As the lone public speaker in support of the determination and opposed to the appeal, Newport Beach & Company President and CEO Gary Sherwin said mixed-use hotels are an established trend and that the tourism industry is in need of help.

Some of the most dynamic hotel projects in the country include some form of residential, Sherwin said. 

“Without these residential units, most hotel projects today would have difficulty being financed,” he said. “This is the way new hotels will be built in the future, and how they can remain fresh and modern in the years ahead. This trend has taken hold and there is no turning back.”

Following the eligibility requirements, four resort hotels would qualify for the interpretation, two in Newport Center and two in the airport area.

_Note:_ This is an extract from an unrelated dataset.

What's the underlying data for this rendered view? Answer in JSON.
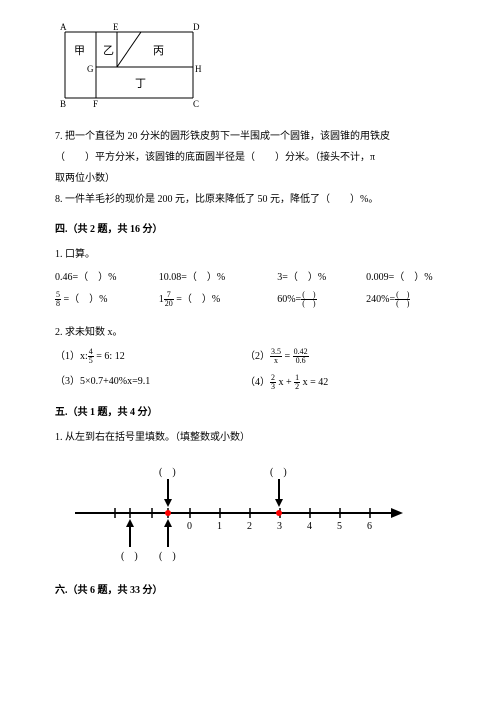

There are currently 22 hotels in the city, of which 10 would qualify as a resort hotel. Of those, just one is located in the coastal zone, but outside the CCC appeal jurisdiction area, and three hotels are located outside the coastal zone. Therefore, this interpretation would apply to the following four resort hotel properties in the city: Renaissance Newport Beach at 4500 MacArthur Blvd.; Fashion Island Hotel at 690 Newport Center Dr.; Hyatt Regency John Wayne Airport at 4545 MacArthur Blvd.; and Newport Beach Marriot at 900 Newport Center Dr.     

It’s unlikely the four hotels included in the determination will provide affordable housing at all, Klobe said.

“But they will pay a hefty in-lieu fee to the city for the right to build luxury condos or apartments,” he added.

When/if these projects would come forward, they might propose affordable housing or they might not, said Deputy Community Development Director Jim Campbell. Through the development agreement process, they would negotiate what they could contribute to the in-lieu funds that the city could use to create affordable housing elsewhere in the city.

They still have the opportunity to add this to the draft housing element document before its approved early next year, Campbell said.